« Notre projet de consortium a été accepté par le tribunal qui nous avait ordonné une poursuite d'activité suite à la mise en redressement judiciaire de la PME Lucien Noyon le 7 septembre dernier, suite à des difficultés aussi bien formelles que financières. Nous étions alors à la recherche d'une alternative à la liquidation.
Lettres d'engagement
Courant novembre, nous avons approché nos clients et la PME industrielle prestataire sri lankaise MAS, à qui nous avons parlé de la situation. Nous avons eu à répondre à beaucoup de questions durant cette période. Mais progressivement, des lettres d'engagement sont arrivées. Les deux marques de beaux dessous La Perla et Van de Velde nous ont dit qu'elles étaient prêtes à investir si l'entreprise avait besoin d'un support, qu'il était possible d'en discuter avec leurs différents actionnaires. C'est comme ça que l'idée d'un consortium a finalement germé dans les têtes. Une idée présentée à l'administrateur judiciaire le 5 janvier dernier et qui est passée devant le tribunal le 12 du même mois.
Pacte d'actionnaires
Le pacte d'actionnaires a ensuite permis de réunir les fonds nécessaires pour renforcer les actifs de l'entreprise. Et le 9 février, nous avons été en mesure de déposer le chèque de reprise. La liquidation de Lucien Noyon a été confirmée le 13 février et la création de Noyon Dentelle enregistrée le 22 février. La société a été créée en 8 jours, nous ne pouvions pas l'ouvrir et la déclarer au greffe avant d'avoir l'accord du tribunal. Cette association avec nos clients et prestataires nous a permis de conserver l'ensemble de l'effectif : 170 salariés. Les représentants du personnel ont d'ailleurs témoigné de leur soutien au projet à la barre du tribunal. Une société a même été créée, la SDCN, par des cadres et salariés pour entrer dans l'actionnariat de la nouvelle entité. Les clients, comme le géant français de la lingerie Etam, La Perla ou Van de Velde, détiennent 60 % du capital, le partenaire sri lankais MAS 20 %, 10 % à la société SDCN composée de 80 salariés, agents et amis de Noyon. La part restante ayant été accordée à l'ancien actionnaire Lucien Noyon qui a réinvesti, sur accord du tribunal, pour garantir une cohérence avec l'histoire de l'entreprise et rassurer les salariés. La nouvelle entreprise est donc administrée par six entités dont la première réunion a eu lieu en mars. Ils reçoivent tous des reporting hebdomadaire.

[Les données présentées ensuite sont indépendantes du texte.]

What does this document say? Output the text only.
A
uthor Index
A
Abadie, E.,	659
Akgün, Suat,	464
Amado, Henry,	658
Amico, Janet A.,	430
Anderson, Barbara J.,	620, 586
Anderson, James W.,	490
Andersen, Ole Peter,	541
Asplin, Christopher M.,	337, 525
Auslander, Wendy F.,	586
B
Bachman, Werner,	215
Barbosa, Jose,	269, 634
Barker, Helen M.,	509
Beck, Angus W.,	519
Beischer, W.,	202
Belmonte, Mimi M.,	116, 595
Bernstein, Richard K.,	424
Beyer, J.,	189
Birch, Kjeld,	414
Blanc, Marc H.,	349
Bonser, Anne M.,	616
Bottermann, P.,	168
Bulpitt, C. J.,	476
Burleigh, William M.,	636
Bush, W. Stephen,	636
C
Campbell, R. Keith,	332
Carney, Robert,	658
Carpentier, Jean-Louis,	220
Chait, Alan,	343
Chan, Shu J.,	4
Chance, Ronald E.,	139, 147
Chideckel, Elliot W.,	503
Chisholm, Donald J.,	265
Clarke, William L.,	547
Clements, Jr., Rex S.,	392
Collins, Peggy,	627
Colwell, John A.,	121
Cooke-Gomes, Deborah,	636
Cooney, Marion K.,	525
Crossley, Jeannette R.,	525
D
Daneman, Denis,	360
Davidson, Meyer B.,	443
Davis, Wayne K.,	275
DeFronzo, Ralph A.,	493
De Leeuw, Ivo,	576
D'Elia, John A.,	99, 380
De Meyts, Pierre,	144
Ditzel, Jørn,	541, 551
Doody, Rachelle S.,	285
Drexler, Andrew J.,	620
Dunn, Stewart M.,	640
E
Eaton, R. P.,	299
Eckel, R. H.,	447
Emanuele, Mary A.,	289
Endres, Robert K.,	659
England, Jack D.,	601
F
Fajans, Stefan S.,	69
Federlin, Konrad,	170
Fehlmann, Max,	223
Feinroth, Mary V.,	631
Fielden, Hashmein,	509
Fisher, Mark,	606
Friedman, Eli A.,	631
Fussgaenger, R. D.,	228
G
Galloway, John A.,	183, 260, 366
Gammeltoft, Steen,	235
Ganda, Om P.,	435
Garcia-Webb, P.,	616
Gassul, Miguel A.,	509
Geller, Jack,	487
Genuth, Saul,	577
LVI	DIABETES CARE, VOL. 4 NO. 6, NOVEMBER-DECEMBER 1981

Nous connaissons un abaissement du point mort, suite au départ de 60 personnes, ce qui améliore les perspectives de retour à l'équilibre. Ce que je prévois à horizon de trois ans.
Manuel de conduite
Mais le consortium a aussi apporté son lot de questions. Il y a ceux qui nous font confiance et puis ceux qui ont soulevé des problématiques d'intromission des clients actionnaires. Pour les rassurer, je mentionne l'élaboration d'un règlement intérieur interdisant aux administrateurs d'intervenir sur les collections ou les statistiques de vente.